In early July 2012, following the Summer Solstice, six Calgary artists participated in a performance workshop by Montreal collective TouVA. As Calgary celebrated 100 years of Stampede, this workshop percolated two stories underground, cultivating new forms of awareness as each individual came closer to his and her performative nature. The group bonded under challenges and exercises throughout the week, establishing a powerful momentum and blossoming their new realities in public. Jack Bride, Christina Mayder, Rosemary Brown, Jesse Altura, Sarah van Sloten and Yules Wai have had the changing of seasons to allow their workshop experience to soak into their skin, muscle, bone and marrow.
A summit is described as a meeting of heads of state or government. In our performance we evoke this idea in order to engage with the theater of current and past politics. The work that we are proposing comprises of an on-going performance intervention which would start on our way to Calgary. Once there, we will engage in everyday performative actions which will speak to and about the current political, military, social, and economic issues. We will do this in ‘costume’ which will mimic both the men’s power suite and a military uniform. Our “dictator-drag” intervenes in symbolic politics and also speaks to the fact that females are rarely seen in political, military, or economic platforms.
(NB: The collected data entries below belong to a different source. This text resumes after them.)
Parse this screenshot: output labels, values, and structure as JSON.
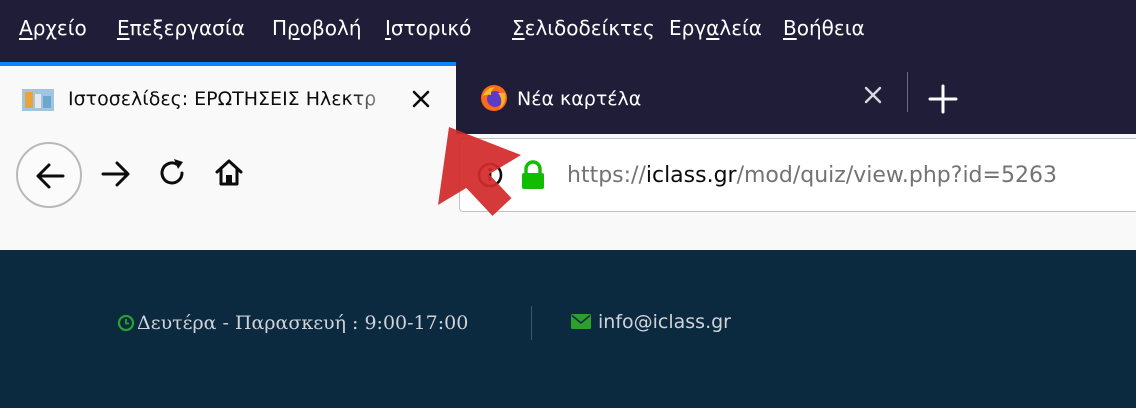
{
  "menu": [
    {
      "key": "file",
      "accel": "Α",
      "rest": "ρχείο"
    },
    {
      "key": "edit",
      "accel": "Ε",
      "rest": "πεξεργασία"
    },
    {
      "key": "view",
      "pre": "Π",
      "accel": "ρ",
      "rest": "οβολή"
    },
    {
      "key": "history",
      "accel": "Ι",
      "rest": "στορικό"
    },
    {
      "key": "bookmarks",
      "accel": "Σ",
      "rest": "ελιδοδείκτες"
    },
    {
      "key": "tools",
      "pre": "Εργ",
      "accel": "α",
      "rest": "λεία"
    },
    {
      "key": "help",
      "accel": "Β",
      "rest": "οήθεια"
    }
  ],
  "tabs": [
    {
      "title": "Ιστοσελίδες: ΕΡΩΤΗΣΕΙΣ Ηλεκτρ",
      "active": true,
      "icon": "site-favicon"
    },
    {
      "title": "Νέα καρτέλα",
      "active": false,
      "icon": "firefox-icon"
    }
  ],
  "url": {
    "scheme": "https://",
    "domain": "iclass.gr",
    "path": "/mod/quiz/view.php?id=5263"
  },
  "site": {
    "hours": "Δευτέρα - Παρασκευή : 9:00-17:00",
    "email": "info@iclass.gr"
  },
  "colors": {
    "chrome": "#1f1d38",
    "tab_accent": "#0a84ff",
    "site_bg": "#0b2a3f",
    "icon_green": "#2ca02c",
    "arrow_red": "#d22b2b",
    "lock": "#12bc00"
  }
}
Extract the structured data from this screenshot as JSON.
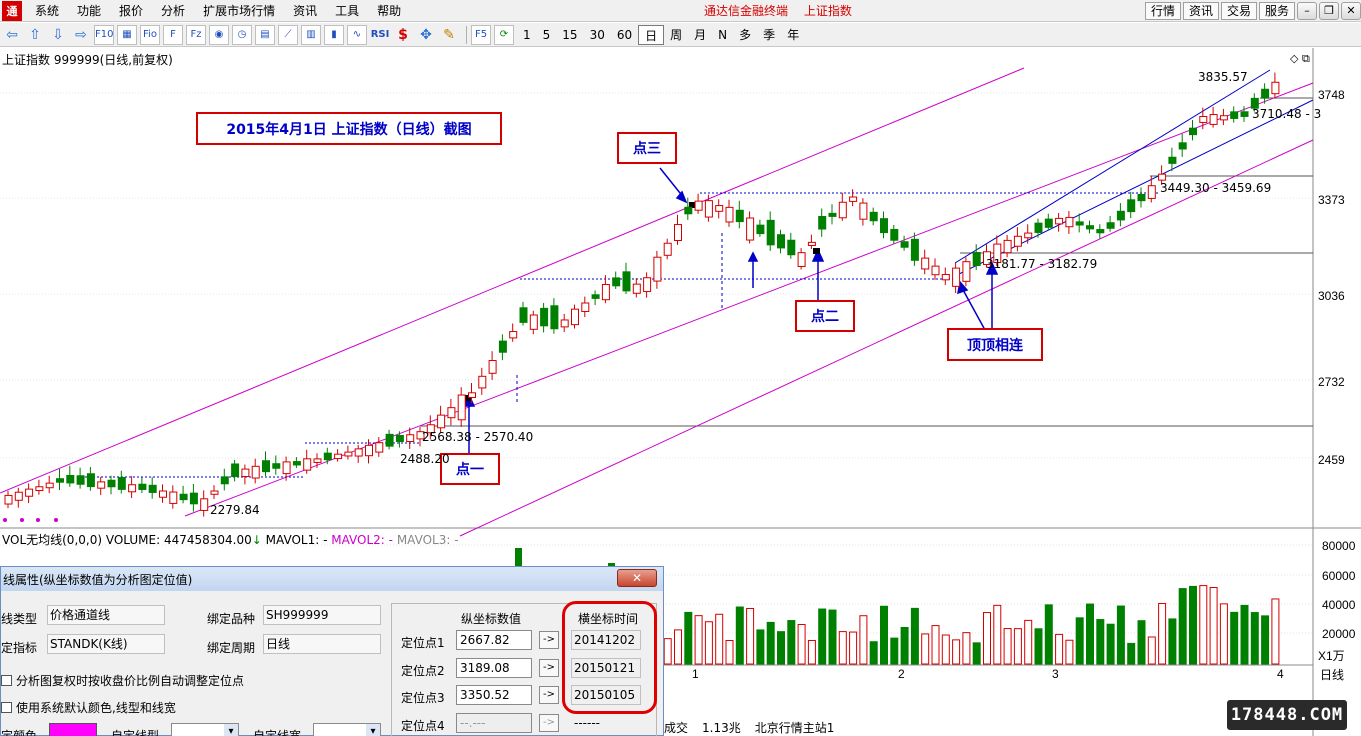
{
  "menubar": {
    "logo": "通",
    "items": [
      "系统",
      "功能",
      "报价",
      "分析",
      "扩展市场行情",
      "资讯",
      "工具",
      "帮助"
    ],
    "title_app": "通达信金融终端",
    "title_symbol": "上证指数",
    "right_buttons": [
      "行情",
      "资讯",
      "交易",
      "服务"
    ]
  },
  "toolbar": {
    "icons": [
      "F10",
      "Fio",
      "F",
      "Fz",
      "RSI",
      "$"
    ],
    "periods": [
      "1",
      "5",
      "15",
      "30",
      "60",
      "日",
      "周",
      "月",
      "N",
      "多",
      "季",
      "年"
    ],
    "active_period": "日"
  },
  "chart": {
    "header": "上证指数 999999(日线,前复权)",
    "caption": "2015年4月1日  上证指数（日线）截图",
    "y_ticks": [
      "3748",
      "3373",
      "3036",
      "2732",
      "2459"
    ],
    "vol_ticks": [
      "80000",
      "60000",
      "40000",
      "20000",
      "X1万"
    ],
    "x_ticks": [
      "1",
      "2",
      "3",
      "4"
    ],
    "annotations": {
      "point1": "点一",
      "point2": "点二",
      "point3": "点三",
      "top_connect": "顶顶相连"
    },
    "price_labels": [
      "3835.57",
      "3710.48 - 3",
      "3449.30 - 3459.69",
      "3181.77 - 3182.79",
      "2568.38 - 2570.40",
      "2488.20",
      "2279.84"
    ]
  },
  "volume": {
    "label": "VOL无均线(0,0,0)",
    "volume": "VOLUME: 447458304.00",
    "mavol1": "MAVOL1: -",
    "mavol2": "MAVOL2: -",
    "mavol3": "MAVOL3: -"
  },
  "dialog": {
    "title": "线属性(纵坐标数值为分析图定位值)",
    "line_type_label": "线类型",
    "line_type_value": "价格通道线",
    "bind_symbol_label": "绑定品种",
    "bind_symbol_value": "SH999999",
    "indicator_label": "定指标",
    "indicator_value": "STANDK(K线)",
    "bind_period_label": "绑定周期",
    "bind_period_value": "日线",
    "checkbox1": "分析图复权时按收盘价比例自动调整定位点",
    "checkbox2": "使用系统默认颜色,线型和线宽",
    "color_label": "定颜色",
    "line_style_label": "自定线型",
    "line_width_label": "自定线宽",
    "col_y": "纵坐标数值",
    "col_x": "横坐标时间",
    "points": [
      {
        "label": "定位点1",
        "value": "2667.82",
        "time": "20141202"
      },
      {
        "label": "定位点2",
        "value": "3189.08",
        "time": "20150121"
      },
      {
        "label": "定位点3",
        "value": "3350.52",
        "time": "20150105"
      },
      {
        "label": "定位点4",
        "value": "--.---",
        "time": "------"
      }
    ],
    "arrow": "->"
  },
  "statusbar": {
    "amount_label": "成交",
    "amount": "1.13兆",
    "server": "北京行情主站1"
  },
  "side": {
    "day_tag": "日线"
  },
  "watermark": "178448.COM",
  "colors": {
    "up": "#d40000",
    "down": "#008000",
    "channel": "#cc00cc",
    "trend": "#0000c8"
  }
}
Our work proposes to operate with two basic images — the image of the politician/dictator and that of a political/ economic summit. As such these two images evoke everything from the current violence of the Syrian regime, to the G20 Summit, political elections, or the corporate boardroom. All such images are based in power, and we choose to play with it.
Into the Vaults
If one has an aversion to making objects, then what does one make? Does one therefore make (or do) performance? Is performance an object? Something temporal can occupy space. Although so often the temporal elements are looped or even frozen. Can performance be collected? If so, how? Can something be collected if it is not an object? What exactly constitutes an object?
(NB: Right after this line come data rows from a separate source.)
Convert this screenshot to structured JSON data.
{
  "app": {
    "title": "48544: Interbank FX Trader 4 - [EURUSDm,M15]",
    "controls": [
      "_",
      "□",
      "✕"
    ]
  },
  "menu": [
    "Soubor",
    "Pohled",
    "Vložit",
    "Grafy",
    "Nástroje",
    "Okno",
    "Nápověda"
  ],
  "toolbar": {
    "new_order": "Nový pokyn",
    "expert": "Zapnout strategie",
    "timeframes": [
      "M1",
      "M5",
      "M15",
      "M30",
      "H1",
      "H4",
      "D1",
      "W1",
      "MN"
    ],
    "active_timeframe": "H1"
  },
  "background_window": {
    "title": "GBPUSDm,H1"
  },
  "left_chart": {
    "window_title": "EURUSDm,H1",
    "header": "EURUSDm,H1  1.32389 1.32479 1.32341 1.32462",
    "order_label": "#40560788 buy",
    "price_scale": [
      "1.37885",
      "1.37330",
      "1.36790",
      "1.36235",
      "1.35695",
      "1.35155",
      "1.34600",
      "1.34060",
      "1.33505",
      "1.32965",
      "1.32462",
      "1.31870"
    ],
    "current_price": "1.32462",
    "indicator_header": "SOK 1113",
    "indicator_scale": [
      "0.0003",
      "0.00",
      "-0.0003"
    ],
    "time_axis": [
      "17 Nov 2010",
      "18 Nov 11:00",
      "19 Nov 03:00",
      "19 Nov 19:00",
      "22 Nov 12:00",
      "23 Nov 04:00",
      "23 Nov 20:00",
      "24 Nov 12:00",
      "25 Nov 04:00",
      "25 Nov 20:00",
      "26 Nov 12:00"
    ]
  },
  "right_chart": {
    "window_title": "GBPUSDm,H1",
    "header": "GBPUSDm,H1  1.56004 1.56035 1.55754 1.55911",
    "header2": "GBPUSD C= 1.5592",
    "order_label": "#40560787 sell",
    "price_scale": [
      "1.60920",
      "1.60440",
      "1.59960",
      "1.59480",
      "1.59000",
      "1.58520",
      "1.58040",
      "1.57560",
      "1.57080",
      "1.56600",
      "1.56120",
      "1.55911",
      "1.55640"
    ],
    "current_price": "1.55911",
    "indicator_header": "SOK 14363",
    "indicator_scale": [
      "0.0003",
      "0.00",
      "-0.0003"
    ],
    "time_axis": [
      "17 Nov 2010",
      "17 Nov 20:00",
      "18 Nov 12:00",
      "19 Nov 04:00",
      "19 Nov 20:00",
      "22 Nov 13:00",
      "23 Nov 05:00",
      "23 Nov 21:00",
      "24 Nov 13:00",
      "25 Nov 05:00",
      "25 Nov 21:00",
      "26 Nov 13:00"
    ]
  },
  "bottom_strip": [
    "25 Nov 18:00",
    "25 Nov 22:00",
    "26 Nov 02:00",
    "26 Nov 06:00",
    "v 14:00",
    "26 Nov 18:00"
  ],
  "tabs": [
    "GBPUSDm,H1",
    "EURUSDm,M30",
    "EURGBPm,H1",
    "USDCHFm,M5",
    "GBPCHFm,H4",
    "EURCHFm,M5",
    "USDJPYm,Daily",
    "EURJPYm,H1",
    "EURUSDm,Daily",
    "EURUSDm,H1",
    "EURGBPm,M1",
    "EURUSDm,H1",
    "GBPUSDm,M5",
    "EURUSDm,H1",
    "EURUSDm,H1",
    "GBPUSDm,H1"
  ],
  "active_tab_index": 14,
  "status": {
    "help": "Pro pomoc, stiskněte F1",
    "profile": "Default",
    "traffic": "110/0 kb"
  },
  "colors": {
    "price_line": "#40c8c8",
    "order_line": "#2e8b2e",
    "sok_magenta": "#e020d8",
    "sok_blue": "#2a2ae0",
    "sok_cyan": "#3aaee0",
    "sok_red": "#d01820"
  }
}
Moustache: Performing Masculinity
Karilynn Ming Ho, Kay Burns, Pauline Cummins, Wednesday Lupypciw
This panel is dedicated to the memory of Jasmine Valentina.
Where Where There There
Karilynn Ming Ho
Where Where There There is a video installation based on Gertrude Stein’s play Doctor Faustus Lights the Lights. Drawing from the themes found in Stein’s play, the work incorporates traces of the original text interwoven with other found “texts” such as interviews, documentary footage, and videos on YouTube. The found texts are used as a secondary “script” from which a multiplicity of roles, scenes, and narratives emerge. The work addresses the reiteration of performance through various structural tropes (cinematic and theatrical) and the relationship between performance and the camera.
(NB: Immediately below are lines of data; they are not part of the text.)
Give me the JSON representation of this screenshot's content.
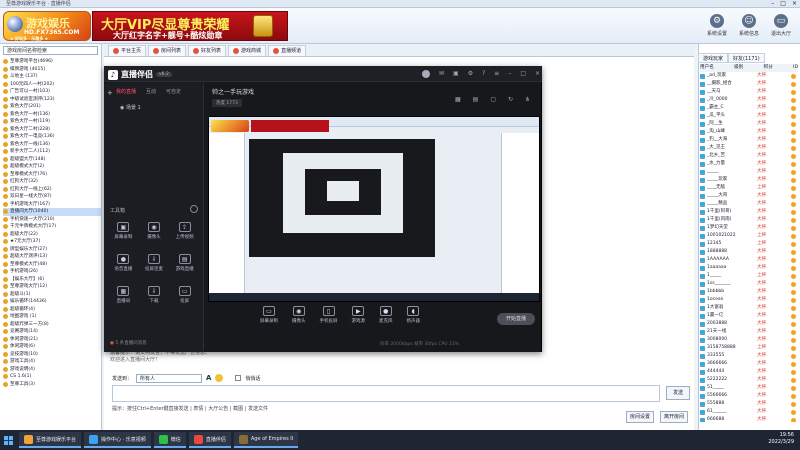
{
  "window": {
    "title": "至尊游戏娱乐平台 · 直播伴侣"
  },
  "topbar": {
    "logo_main": "游戏娱乐",
    "logo_sub": "HD.FX7365.COM",
    "logo_tag": "★ 好玩多 · 乐趣多 ★",
    "vip_line1": "大厅VIP尽显尊贵荣耀",
    "vip_line2": "大厅红字名字+靓号+酷炫勋章",
    "icons": [
      {
        "name": "gear-icon",
        "glyph": "⚙",
        "label": "系统设置"
      },
      {
        "name": "smile-icon",
        "glyph": "☺",
        "label": "系统信息"
      },
      {
        "name": "monitor-icon",
        "glyph": "▭",
        "label": "退出大厅"
      }
    ]
  },
  "left": {
    "search_text": "游戏房间名称检索",
    "tree": [
      {
        "label": "至尊游戏平台(4696)",
        "hl": false
      },
      {
        "label": "棋牌游戏 (4015)",
        "hl": false
      },
      {
        "label": "  斗地主 (137)",
        "hl": false
      },
      {
        "label": "   100元四人一村(202)",
        "hl": false
      },
      {
        "label": "   广告可以一村(103)",
        "hl": false
      },
      {
        "label": "   中级试验室测评(123)",
        "hl": false
      },
      {
        "label": "   紫色大厅(201)",
        "hl": false
      },
      {
        "label": "   紫色大厅一村(136)",
        "hl": false
      },
      {
        "label": "   紫色大厅一村(119)",
        "hl": false
      },
      {
        "label": "   紫色大厅二村(228)",
        "hl": false
      },
      {
        "label": "   紫色大厅一电竞(136)",
        "hl": false
      },
      {
        "label": "   紫色大厅一线(136)",
        "hl": false
      },
      {
        "label": "   新手大厅二人(112)",
        "hl": false
      },
      {
        "label": "   超级盟大厅(148)",
        "hl": false
      },
      {
        "label": "   超级模式大厅(2)",
        "hl": false
      },
      {
        "label": "   至尊模式大厅(76)",
        "hl": false
      },
      {
        "label": "   红狗大厅(32)",
        "hl": false
      },
      {
        "label": "   红狗大厅一线上(62)",
        "hl": false
      },
      {
        "label": "   双日星一线大厅(87)",
        "hl": false
      },
      {
        "label": "   手机游戏大厅(167)",
        "hl": false
      },
      {
        "label": "   直播间大厅(1040)",
        "hl": true
      },
      {
        "label": "   手机快速一大厅(210)",
        "hl": false
      },
      {
        "label": "   千元牛牌模式大厅(17)",
        "hl": false
      },
      {
        "label": "   超级大厅(22)",
        "hl": false
      },
      {
        "label": "   ★7元大厅(37)",
        "hl": false
      },
      {
        "label": "   牌型娱乐大厅(27)",
        "hl": false
      },
      {
        "label": "   超级大厅测评(13)",
        "hl": false
      },
      {
        "label": "   至尊模式大厅(48)",
        "hl": false
      },
      {
        "label": "   手机游戏(26)",
        "hl": false
      },
      {
        "label": "   【娱乐大厅】(6)",
        "hl": false
      },
      {
        "label": "   至尊游戏大厅(12)",
        "hl": false
      },
      {
        "label": "   超级斗(1)",
        "hl": false
      },
      {
        "label": "   娱乐循环(14436)",
        "hl": false
      },
      {
        "label": "   超级循环(4)",
        "hl": false
      },
      {
        "label": "地图游戏 (1)",
        "hl": false
      },
      {
        "label": "超级炸弹三一方(8)",
        "hl": false
      },
      {
        "label": "竞赛游戏(14)",
        "hl": false
      },
      {
        "label": "休闲游戏(21)",
        "hl": false
      },
      {
        "label": "休闲游戏(6)",
        "hl": false
      },
      {
        "label": "竞技游戏(10)",
        "hl": false
      },
      {
        "label": "游戏工具(4)",
        "hl": false
      },
      {
        "label": "游戏说明(4)",
        "hl": false
      },
      {
        "label": "CS 1.6(1)",
        "hl": false
      },
      {
        "label": "至尊工具(3)",
        "hl": false
      }
    ]
  },
  "tabs": [
    {
      "label": "平台主页",
      "icon": "home-icon"
    },
    {
      "label": "房间列表",
      "icon": "list-icon"
    },
    {
      "label": "好友列表",
      "icon": "friends-icon"
    },
    {
      "label": "游戏商城",
      "icon": "shop-icon"
    },
    {
      "label": "直播频道",
      "icon": "video-icon"
    }
  ],
  "room": {
    "notice": "温馨提示：请文明发言，不得发送广告信息。",
    "notice2": "欢迎进入直播间大厅！",
    "sender_label": "发送到：",
    "sender_select": "所有人",
    "checkbox": "悄悄话",
    "send": "发送",
    "tools": "提示：按住Ctrl+Enter键直接发送 | 表情 | 大厅公告 | 截图 | 发送文件",
    "btn_settings": "房间设置",
    "btn_exit": "离开房间"
  },
  "right": {
    "tabs": [
      "游戏玩家",
      "好友(1171)"
    ],
    "headers": [
      "用户名",
      "级别",
      "积分",
      "ID"
    ],
    "users": [
      {
        "n": "_ad_玩家",
        "lv": "大将"
      },
      {
        "n": "__摄影_组合",
        "lv": "大将"
      },
      {
        "n": "__天马",
        "lv": "大将"
      },
      {
        "n": "_冷_0000",
        "lv": "大将"
      },
      {
        "n": "_霸主_C",
        "lv": "大将"
      },
      {
        "n": "_瓜_平头",
        "lv": "大将"
      },
      {
        "n": "_阿__生",
        "lv": "大将"
      },
      {
        "n": "_淘_山峰",
        "lv": "大将"
      },
      {
        "n": "_钓__大海",
        "lv": "大将"
      },
      {
        "n": "_大_见王",
        "lv": "大将"
      },
      {
        "n": "_北乡_苦",
        "lv": "大将"
      },
      {
        "n": "_水_力量",
        "lv": "大将"
      },
      {
        "n": "_____",
        "lv": "大将"
      },
      {
        "n": "_____玩家",
        "lv": "大将"
      },
      {
        "n": "____无敌",
        "lv": "上将"
      },
      {
        "n": "_____大哥",
        "lv": "大将"
      },
      {
        "n": "_____精品",
        "lv": "大将"
      },
      {
        "n": "1千里(阿哥)",
        "lv": "大将"
      },
      {
        "n": "1千里(风雨)",
        "lv": "大将"
      },
      {
        "n": "1梦幻天堂",
        "lv": "大将"
      },
      {
        "n": "1001021022",
        "lv": "上将"
      },
      {
        "n": "12345",
        "lv": "上将"
      },
      {
        "n": "1888888",
        "lv": "大将"
      },
      {
        "n": "1AAAAAA",
        "lv": "大将"
      },
      {
        "n": "1aaaaaa",
        "lv": "大将"
      },
      {
        "n": "1_____",
        "lv": "上将"
      },
      {
        "n": "1ss_______",
        "lv": "大将"
      },
      {
        "n": "1bbbbb",
        "lv": "大将"
      },
      {
        "n": "1ocean",
        "lv": "大将"
      },
      {
        "n": "1大富翁",
        "lv": "大将"
      },
      {
        "n": "1赢一亿",
        "lv": "大将"
      },
      {
        "n": "2003888",
        "lv": "大将"
      },
      {
        "n": "21天一线",
        "lv": "大将"
      },
      {
        "n": "3008000",
        "lv": "大将"
      },
      {
        "n": "3158758888",
        "lv": "上将"
      },
      {
        "n": "333555",
        "lv": "大将"
      },
      {
        "n": "3666666",
        "lv": "大将"
      },
      {
        "n": "444444",
        "lv": "大将"
      },
      {
        "n": "5222222",
        "lv": "大将"
      },
      {
        "n": "51_____",
        "lv": "大将"
      },
      {
        "n": "5566666",
        "lv": "大将"
      },
      {
        "n": "555888",
        "lv": "大将"
      },
      {
        "n": "61______",
        "lv": "大将"
      },
      {
        "n": "666688",
        "lv": "大将"
      }
    ]
  },
  "overlay": {
    "app_name": "直播伴侣",
    "version": "v6.2",
    "tabs": [
      "我的直播",
      "互动",
      "可自定"
    ],
    "scene": "场景 1",
    "section": "工具箱",
    "tools": [
      {
        "name": "screen-record-icon",
        "glyph": "▣",
        "label": "屏幕录制"
      },
      {
        "name": "camera-icon",
        "glyph": "◉",
        "label": "摄像头"
      },
      {
        "name": "upload-icon",
        "glyph": "⇪",
        "label": "上传视频"
      },
      {
        "name": "mic-icon",
        "glyph": "●",
        "label": "语音直播"
      },
      {
        "name": "download-icon",
        "glyph": "⇩",
        "label": "投屏连麦"
      },
      {
        "name": "window-icon",
        "glyph": "▤",
        "label": "游戏直播"
      },
      {
        "name": "grid-icon",
        "glyph": "▦",
        "label": "直播间"
      },
      {
        "name": "arrow-down-icon",
        "glyph": "⇩",
        "label": "下载"
      },
      {
        "name": "monitor-icon",
        "glyph": "▭",
        "label": "投屏"
      }
    ],
    "status": "5 条直播间消息",
    "channel": "帅之一手玩游戏",
    "stats": "热度 1773",
    "controls": [
      {
        "name": "screen-icon",
        "glyph": "▭",
        "label": "屏幕录制"
      },
      {
        "name": "camera-icon",
        "glyph": "◉",
        "label": "摄像头"
      },
      {
        "name": "phone-icon",
        "glyph": "▯",
        "label": "手机投屏"
      },
      {
        "name": "game-icon",
        "glyph": "▶",
        "label": "游戏源"
      },
      {
        "name": "mic-icon",
        "glyph": "●",
        "label": "麦克风"
      },
      {
        "name": "speaker-icon",
        "glyph": "◖",
        "label": "扬声器"
      }
    ],
    "start_label": "开始直播",
    "bottom_info": "码率 2000kbps  帧率 30fps  CPU 23%"
  },
  "taskbar": {
    "items": [
      {
        "label": "至尊游戏娱乐平台",
        "color": "#f2a23a"
      },
      {
        "label": "操作中心 · 乐意视频",
        "color": "#3aa4f2"
      },
      {
        "label": "微信",
        "color": "#2fbf4a"
      },
      {
        "label": "直播伴侣",
        "color": "#e74a3a"
      },
      {
        "label": "Age of Empires II",
        "color": "#8b6a3a"
      }
    ],
    "time": "19:56",
    "date": "2022/3/29"
  }
}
Work From Nowhere Work For No One
This work came from an interest in weaving, or rather, an interest in how artists and consumers who can afford it really love the intense amount of labour involved in handicrafts like weaving, to the point of fetishization. I became depressed when I realized that I normally just can’t afford the time to craft, as much as I can’t afford the time to sift through the ideas and ideals around crafting. So I took it upon myself to hastily and permanently reverse the whole textile making process, and strip it of any utopic impulses.
Looking further, this work could reference Luddites and the fabulously destructive potential of political movements. WORK FROM NOWHERE WORK FOR NO ONE is a gigantically negative act that rejects the crafting traditions from which I come from, or maybe just as much, it’s a positive gesture that inaugurates and invites people into a new craft guild of fuck ups, mischief makers, and bad asses.